Де Бурмон тщательно выколачивал трубку, морща лоб от старания. Откуда-то с севера донесся далекий, но отчетливый раскат грома.
— Надеюсь, завтра дождя не будет, — произнес Фредерик, ощутив укол тревоги. В дождливые дни ноги лошадей застревали в грязи, и кавалерия теряла скорость. На мгновение юноша вообразил чудовищную картину: неподвижные ряды всадников, застывшие в вязкой глине.
Его друг покачал головой:
— Вряд ли. Я слышал, в эту пору дожди в Испании — большая редкость. С Божьей помощью будет тебе завтра кавалерийская атака. — На этот раз он улыбнулся широко и сердечно. — То есть я хотел сказать, нам будет. Нам двоим.
От слов «нам двоим» у Фредерика потеплело на сердце.
Что может быть прекраснее дружбы на войне, в походной палатке, при свечах, когда до сражения остаются считанные часы! Если на войне вообще может быть что-то хорошее — это боевое братство.
— Ты, верно, станешь надо мной смеяться, — произнес Фредерик вполголоса, чувствуя, что может говорить откровенно, — но мне всегда казалось, что первая в моей жизни атака будет чудесным солнечным утром, чтобы конская сбруя сверкала в ярких лучах, а наши доломаны были в пыли от бешеной скачки.
— «В этот миг твои друзья — конь, клинок и Бог», — продекламировал де Бурмон, опустив веки.
— Кто это сказал?
— Понятия не имею. Точнее, не помню. Я прочел эти слова много лет назад — в книге, которая хранилась в библиотеке моего отца.
— Потому ты стал гусаром? — спросил Фредерик.
Де Бурмон задумался.
— Возможно, — заключил он наконец. — Если честно, я и сам не знаю, отчего пошел в кавалерию. Но в Мадриде я понял, что лучший мой друг — сабля.
— Возможно, завтра ты изменишь мнение и назовешь лучшим другом своего коня Ростана. Или Господа.
— Возможно. Но если уж придется выбирать, я предпочитаю, чтобы конь меня не подвел. А ты?
Фредерик пожал плечами:
— Я пока и сам не знаю. Сабля, — он провел рукой по украшенной темным камнем гарде, — не выпадет из опытной и твердой руки.
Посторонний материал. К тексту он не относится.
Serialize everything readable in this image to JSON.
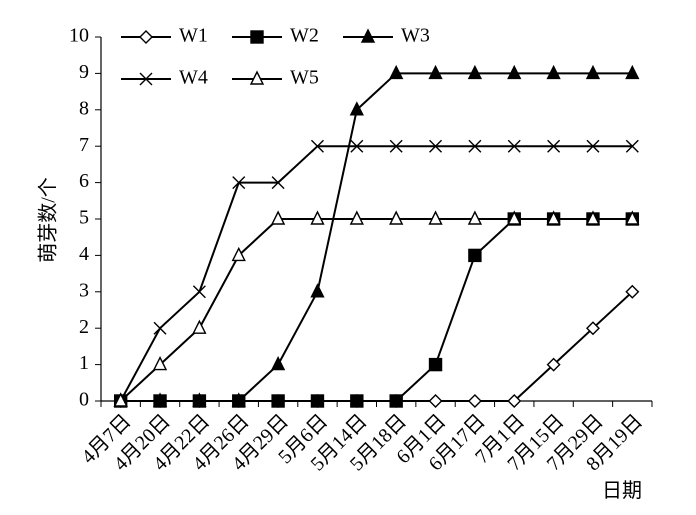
{
  "chart_data": {
    "type": "line",
    "x_label": "日期",
    "y_label": "萌芽数/个",
    "categories": [
      "4月7日",
      "4月20日",
      "4月22日",
      "4月26日",
      "4月29日",
      "5月6日",
      "5月14日",
      "5月18日",
      "6月1日",
      "6月17日",
      "7月1日",
      "7月15日",
      "7月29日",
      "8月19日"
    ],
    "series": [
      {
        "name": "W1",
        "color": "#000000",
        "marker": "diamond-open",
        "values": [
          0,
          0,
          0,
          0,
          0,
          0,
          0,
          0,
          0,
          0,
          0,
          1,
          2,
          3
        ]
      },
      {
        "name": "W2",
        "color": "#000000",
        "marker": "square",
        "values": [
          0,
          0,
          0,
          0,
          0,
          0,
          0,
          0,
          1,
          4,
          5,
          5,
          5,
          5
        ]
      },
      {
        "name": "W3",
        "color": "#000000",
        "marker": "triangle",
        "values": [
          0,
          0,
          0,
          0,
          1,
          3,
          8,
          9,
          9,
          9,
          9,
          9,
          9,
          9
        ]
      },
      {
        "name": "W4",
        "color": "#000000",
        "marker": "x",
        "values": [
          0,
          2,
          3,
          6,
          6,
          7,
          7,
          7,
          7,
          7,
          7,
          7,
          7,
          7
        ]
      },
      {
        "name": "W5",
        "color": "#000000",
        "marker": "triangle-open",
        "values": [
          0,
          1,
          2,
          4,
          5,
          5,
          5,
          5,
          5,
          5,
          5,
          5,
          5,
          5
        ]
      }
    ],
    "ylim": [
      0,
      10
    ],
    "yticks": [
      0,
      1,
      2,
      3,
      4,
      5,
      6,
      7,
      8,
      9,
      10
    ],
    "grid": false,
    "legend": "upper left"
  }
}
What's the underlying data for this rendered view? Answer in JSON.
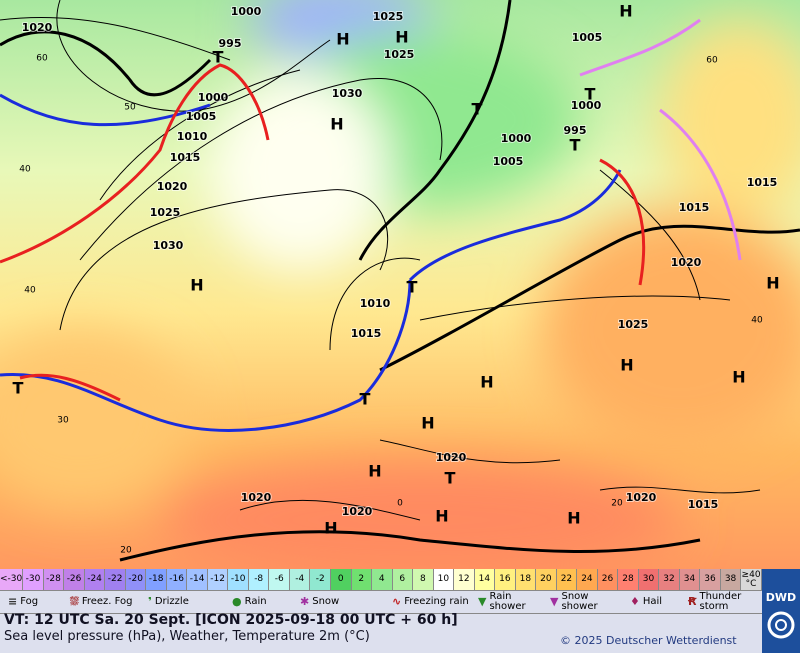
{
  "map": {
    "isobar_labels": [
      "1020",
      "1000",
      "1025",
      "1005",
      "995",
      "1000",
      "1005",
      "1010",
      "1015",
      "1020",
      "1025",
      "1030",
      "1030",
      "1000",
      "995",
      "1000",
      "1005",
      "1015",
      "1015",
      "1020",
      "1025",
      "1010",
      "1015",
      "1020",
      "1020",
      "1015",
      "1020",
      "1020",
      "1025"
    ],
    "centers": [
      "H",
      "H",
      "T",
      "H",
      "T",
      "T",
      "T",
      "H",
      "T",
      "H",
      "H",
      "H",
      "H",
      "T",
      "T",
      "H",
      "H",
      "T",
      "H",
      "H",
      "H",
      "H"
    ],
    "grid_labels": [
      "60",
      "50",
      "40",
      "40",
      "30",
      "20",
      "60",
      "40",
      "20",
      "0"
    ]
  },
  "scale": {
    "cells": [
      {
        "label": "<-30",
        "color": "#e8a8f8"
      },
      {
        "label": "-30",
        "color": "#e0a0ff"
      },
      {
        "label": "-28",
        "color": "#d090f0"
      },
      {
        "label": "-26",
        "color": "#c080e8"
      },
      {
        "label": "-24",
        "color": "#b080f0"
      },
      {
        "label": "-22",
        "color": "#a080f0"
      },
      {
        "label": "-20",
        "color": "#9090f8"
      },
      {
        "label": "-18",
        "color": "#80a0ff"
      },
      {
        "label": "-16",
        "color": "#90b0ff"
      },
      {
        "label": "-14",
        "color": "#a0c0ff"
      },
      {
        "label": "-12",
        "color": "#b0d0ff"
      },
      {
        "label": "-10",
        "color": "#a0e0ff"
      },
      {
        "label": "-8",
        "color": "#b0f0ff"
      },
      {
        "label": "-6",
        "color": "#c0f8f0"
      },
      {
        "label": "-4",
        "color": "#b0f0e0"
      },
      {
        "label": "-2",
        "color": "#90e8d0"
      },
      {
        "label": "0",
        "color": "#50d060"
      },
      {
        "label": "2",
        "color": "#70e070"
      },
      {
        "label": "4",
        "color": "#90e890"
      },
      {
        "label": "6",
        "color": "#b0f0a0"
      },
      {
        "label": "8",
        "color": "#d0f8b0"
      },
      {
        "label": "10",
        "color": "#ffffff"
      },
      {
        "label": "12",
        "color": "#ffffd0"
      },
      {
        "label": "14",
        "color": "#ffffa0"
      },
      {
        "label": "16",
        "color": "#fff080"
      },
      {
        "label": "18",
        "color": "#ffe070"
      },
      {
        "label": "20",
        "color": "#ffd060"
      },
      {
        "label": "22",
        "color": "#ffc050"
      },
      {
        "label": "24",
        "color": "#ffa850"
      },
      {
        "label": "26",
        "color": "#ff9060"
      },
      {
        "label": "28",
        "color": "#ff8070"
      },
      {
        "label": "30",
        "color": "#f07070"
      },
      {
        "label": "32",
        "color": "#e88080"
      },
      {
        "label": "34",
        "color": "#e09090"
      },
      {
        "label": "36",
        "color": "#d8a0a0"
      },
      {
        "label": "38",
        "color": "#c8a8a0"
      },
      {
        "label": "≥40 °C",
        "color": "#d8d8d8"
      }
    ]
  },
  "legend": [
    "Fog",
    "Freez. Fog",
    "Drizzle",
    "Rain",
    "Snow",
    "Freezing rain",
    "Rain shower",
    "Snow shower",
    "Hail",
    "Thunder storm"
  ],
  "footer": {
    "valid_time": "VT: 12 UTC Sa.  20 Sept. [ICON 2025-09-18  00 UTC + 60 h]",
    "description": "Sea level pressure (hPa), Weather, Temperature 2m (°C)",
    "copyright": "© 2025 Deutscher Wetterdienst",
    "logo": "DWD"
  }
}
Мой Нуаро — изумительное животное, чтобы сладить с ним, мне и шпоры почти не требуются. А Бог… Что ж, хоть я и родился в год взятия Бастилии, родители воспитали меня в строгости и страхе Божьем. Конечно, в армии царит совсем иной дух, но не так-то легко изменить тому, во что верил с детства. Все равно во время битвы у Бога будут и другие дела, кроме как присматривать за мной. А вот испанцы, похоже, верят в своего безжалостного папистского Бога посильнее императорских гусар и на каждом шагу повторяют, что Он с ними, а никак не с нами, порождениями дьявола, которые будут гореть в аду. Возможно, когда они потрошили беднягу Жуньяка и вешали его на той оливе, это было подношение Христу, вроде языческой жертвы…
— Что ты хочешь этим сказать? — нетерпеливо спросил де Бурмон, опечаленный воспоминанием о Жуньяке.
— Я хочу сказать, что остаются сабля и конь.
— Вот речь гусара. Полковник Летак одобрил бы такие слова.
Сняв доломан и сапоги, Мишель растянулся на кровати. Он сложил руки на груди, прикрыл глаза и принялся насвистывать сквозь зубы итальянскую песенку. Фредерик достал из жилетного кармана серебряные часы с собственными инициалами, выгравированными на крышке, — подарок отца, сделанный в тот день, когда сын покидал Страсбург, чтобы поступить в Военную школу. Половина двенадцатого ночи. Юноша нехотя поднялся на ноги, потянулся и аккуратно пристроил саблю к поддерживающему палатку столбу, рядом с седлом и двумя пистолетами в кобурах.